As some scientists grapple with the wide diversity of exosomes produced from a single cell line, others are seeking diversity. One start-up is hunting for new kinds of exosomes from bacteria, fungi, plants, and animals. Another group is developing fruit-derived exosome therapies to deliver cancer drugs.
The pharmaceutical industry is starting to pay attention too. Earlier this month, Roche agreed to pay PureTech Health up to $36 million for access to its exosomes extracted from dairy cow milk. “Mammalian milk is loaded with exosomes,” says Joseph Bolen, PureTech’s chief scientific officer.
Roche intends to package antisense oligonucleotide therapies in the exosomes for oral delivery. Bolen says the same trick might work for other nucleic acid and biologic therapies, which are typically injected. “We absolutely believe this will have widespread application,” he says.

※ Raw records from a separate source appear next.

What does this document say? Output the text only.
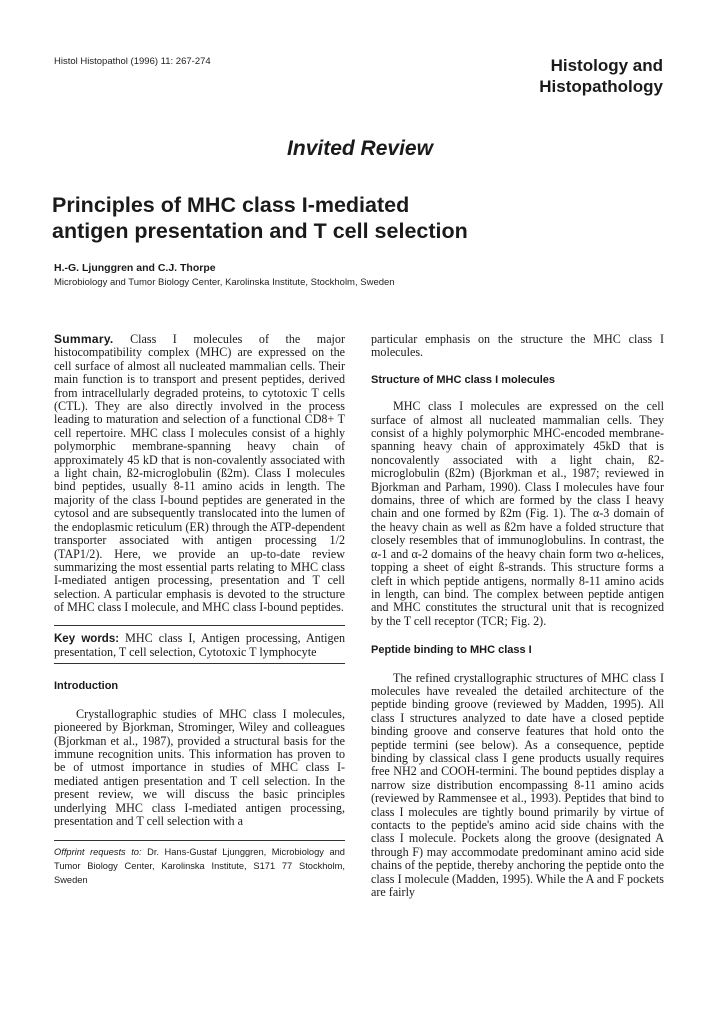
Histol Histopathol (1996) 11: 267-274	Histology and
Histopathology
Invited Review
Principles of MHC class I-mediated
antigen presentation and T cell selection
H.-G. Ljunggren and C.J. Thorpe
Microbiology and Tumor Biology Center, Karolinska Institute, Stockholm, Sweden

Summary. Class I molecules of the major histocompatibility complex (MHC) are expressed on the cell surface of almost all nucleated mammalian cells. Their main function is to transport and present peptides, derived from intracellularly degraded proteins, to cytotoxic T cells (CTL). They are also directly involved in the process leading to maturation and selection of a functional CD8+ T cell repertoire. MHC class I molecules consist of a highly polymorphic membrane-spanning heavy chain of approximately 45 kD that is non-covalently associated with a light chain, ß2-microglobulin (ß2m). Class I molecules bind peptides, usually 8-11 amino acids in length. The majority of the class I-bound peptides are generated in the cytosol and are subsequently translocated into the lumen of the endoplasmic reticulum (ER) through the ATP-dependent transporter associated with antigen processing 1/2 (TAP1/2). Here, we provide an up-to-date review summarizing the most essential parts relating to MHC class I-mediated antigen processing, presentation and T cell selection. A particular emphasis is devoted to the structure of MHC class I molecule, and MHC class I-bound peptides.

Key words: MHC class I, Antigen processing, Antigen presentation, T cell selection, Cytotoxic T lymphocyte

Introduction

Crystallographic studies of MHC class I molecules, pioneered by Bjorkman, Strominger, Wiley and colleagues (Bjorkman et al., 1987), provided a structural basis for the immune recognition units. This information has proven to be of utmost importance in studies of MHC class I-mediated antigen presentation and T cell selection. In the present review, we will discuss the basic principles underlying MHC class I-mediated antigen processing, presentation and T cell selection with a

Offprint requests to: Dr. Hans-Gustaf Ljunggren, Microbiology and Tumor Biology Center, Karolinska Institute, S171 77 Stockholm, Sweden

particular emphasis on the structure the MHC class I molecules.

Structure of MHC class I molecules

MHC class I molecules are expressed on the cell surface of almost all nucleated mammalian cells. They consist of a highly polymorphic MHC-encoded membrane-spanning heavy chain of approximately 45kD that is noncovalently associated with a light chain, ß2-microglobulin (ß2m) (Bjorkman et al., 1987; reviewed in Bjorkman and Parham, 1990). Class I molecules have four domains, three of which are formed by the class I heavy chain and one formed by ß2m (Fig. 1). The α-3 domain of the heavy chain as well as ß2m have a folded structure that closely resembles that of immunoglobulins. In contrast, the α-1 and α-2 domains of the heavy chain form two α-helices, topping a sheet of eight ß-strands. This structure forms a cleft in which peptide antigens, normally 8-11 amino acids in length, can bind. The complex between peptide antigen and MHC constitutes the structural unit that is recognized by the T cell receptor (TCR; Fig. 2).

Peptide binding to MHC class I

The refined crystallographic structures of MHC class I molecules have revealed the detailed architecture of the peptide binding groove (reviewed by Madden, 1995). All class I structures analyzed to date have a closed peptide binding groove and conserve features that hold onto the peptide termini (see below). As a consequence, peptide binding by classical class I gene products usually requires free NH2 and COOH-termini. The bound peptides display a narrow size distribution encompassing 8-11 amino acids (reviewed by Rammensee et al., 1993). Peptides that bind to class I molecules are tightly bound primarily by virtue of contacts to the peptide's amino acid side chains with the class I molecule. Pockets along the groove (designated A through F) may accommodate predominant amino acid side chains of the peptide, thereby anchoring the peptide onto the class I molecule (Madden, 1995). While the A and F pockets are fairly
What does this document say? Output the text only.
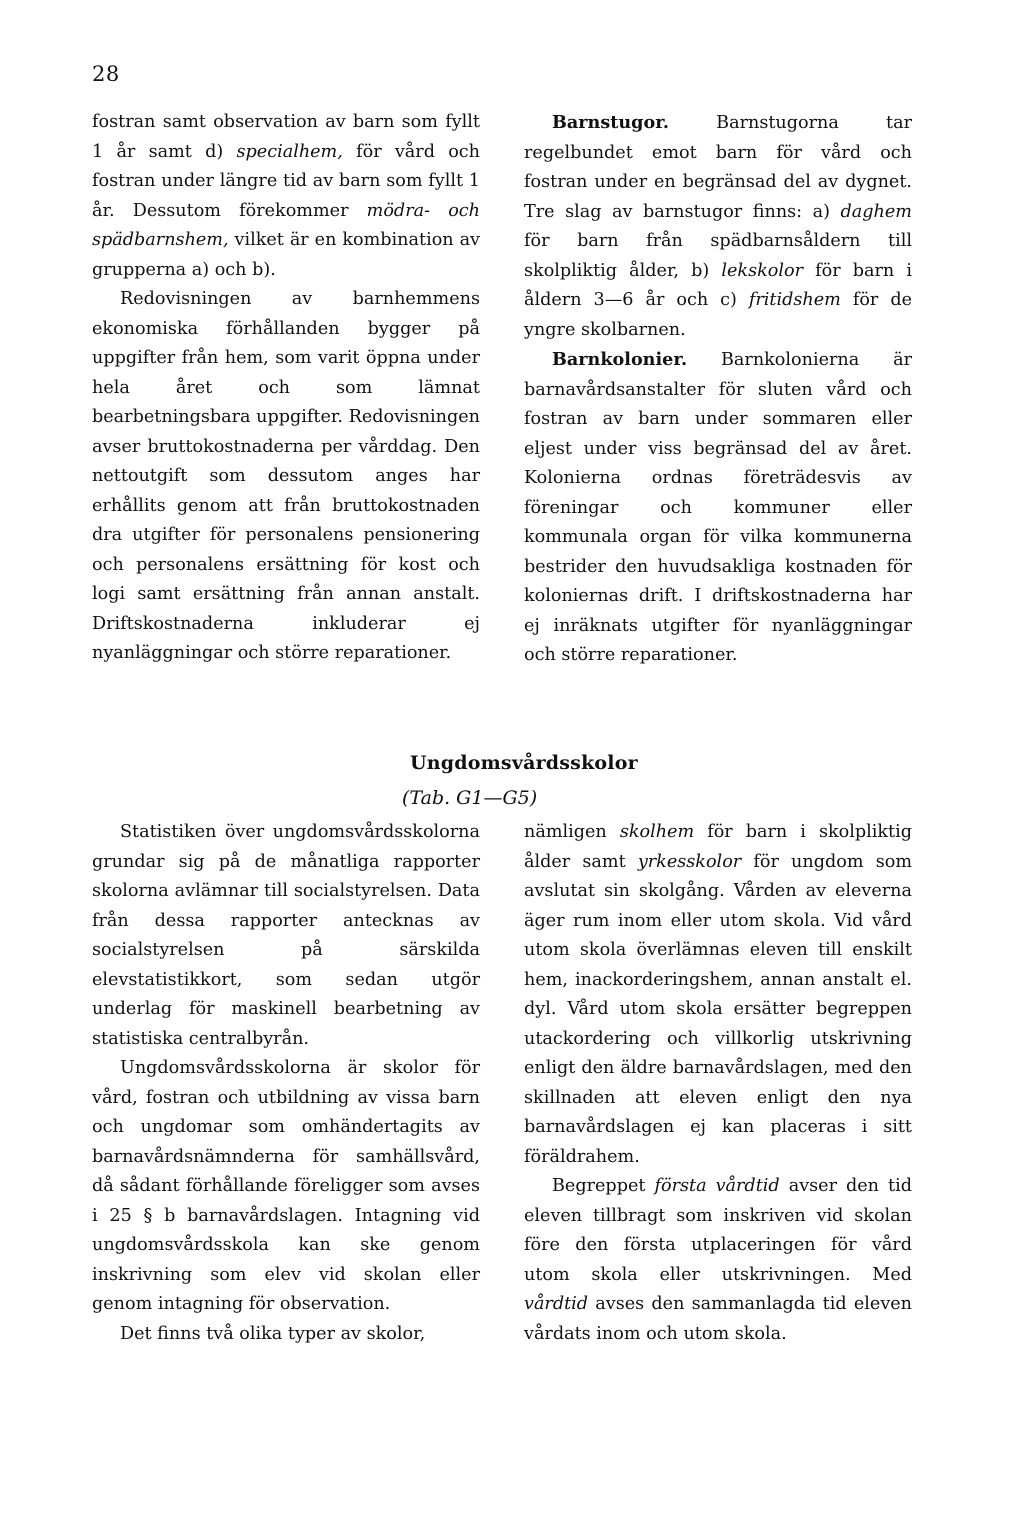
28

fostran samt observation av barn som fyllt 1 år samt d) specialhem, för vård och fostran under längre tid av barn som fyllt 1 år. Dessutom förekommer mödra- och spädbarnshem, vilket är en kombination av grupperna a) och b).

Redovisningen av barnhemmens ekonomiska förhållanden bygger på uppgifter från hem, som varit öppna under hela året och som lämnat bearbetningsbara uppgifter. Redovisningen avser bruttokostnaderna per vårddag. Den nettoutgift som dessutom anges har erhållits genom att från bruttokostnaden dra utgifter för personalens pensionering och personalens ersättning för kost och logi samt ersättning från annan anstalt. Driftskostnaderna inkluderar ej nyanläggningar och större reparationer.

Barnstugor. Barnstugorna tar regelbundet emot barn för vård och fostran under en begränsad del av dygnet. Tre slag av barnstugor finns: a) daghem för barn från spädbarnsåldern till skolpliktig ålder, b) lekskolor för barn i åldern 3—6 år och c) fritidshem för de yngre skolbarnen.

Barnkolonier. Barnkolonierna är barnavårdsanstalter för sluten vård och fostran av barn under sommaren eller eljest under viss begränsad del av året. Kolonierna ordnas företrädesvis av föreningar och kommuner eller kommunala organ för vilka kommunerna bestrider den huvudsakliga kostnaden för koloniernas drift. I driftskostnaderna har ej inräknats utgifter för nyanläggningar och större reparationer.

Ungdomsvårdsskolor
(Tab. G1—G5)

Statistiken över ungdomsvårdsskolorna grundar sig på de månatliga rapporter skolorna avlämnar till socialstyrelsen. Data från dessa rapporter antecknas av socialstyrelsen på särskilda elevstatistikkort, som sedan utgör underlag för maskinell bearbetning av statistiska centralbyrån.

Ungdomsvårdsskolorna är skolor för vård, fostran och utbildning av vissa barn och ungdomar som omhändertagits av barnavårdsnämnderna för samhällsvård, då sådant förhållande föreligger som avses i 25 § b barnavårdslagen. Intagning vid ungdomsvårdsskola kan ske genom inskrivning som elev vid skolan eller genom intagning för observation.

Det finns två olika typer av skolor,

nämligen skolhem för barn i skolpliktig ålder samt yrkesskolor för ungdom som avslutat sin skolgång. Vården av eleverna äger rum inom eller utom skola. Vid vård utom skola överlämnas eleven till enskilt hem, inackorderingshem, annan anstalt el. dyl. Vård utom skola ersätter begreppen utackordering och villkorlig utskrivning enligt den äldre barnavårdslagen, med den skillnaden att eleven enligt den nya barnavårdslagen ej kan placeras i sitt föräldrahem.

Begreppet första vårdtid avser den tid eleven tillbragt som inskriven vid skolan före den första utplaceringen för vård utom skola eller utskrivningen. Med vårdtid avses den sammanlagda tid eleven vårdats inom och utom skola.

Almost everyone working on exosome therapies is tackling a different disease, with different exosomes. And they’re doing it fast. That could help catapult the field forward or make it difficult to troubleshoot as problems arise. Breakefield sees shadows from the early days of gene therapy in the exosome field.
“It is a little bit of a dangerous time for this field,” she says. “Because if we get some happy-go-lucky guy that is so confident it will work, and things go wrong, it will set everybody back.”
Scientists who weathered years of skepticism are optimistic, though. “Almost nobody got into this field because they wanted to,” Gould says. Instead, he sees the migration toward exosomes as the result of scientists chasing down the basic biology of a disease, developing a diagnostic, or trying to find a better way to deliver drugs.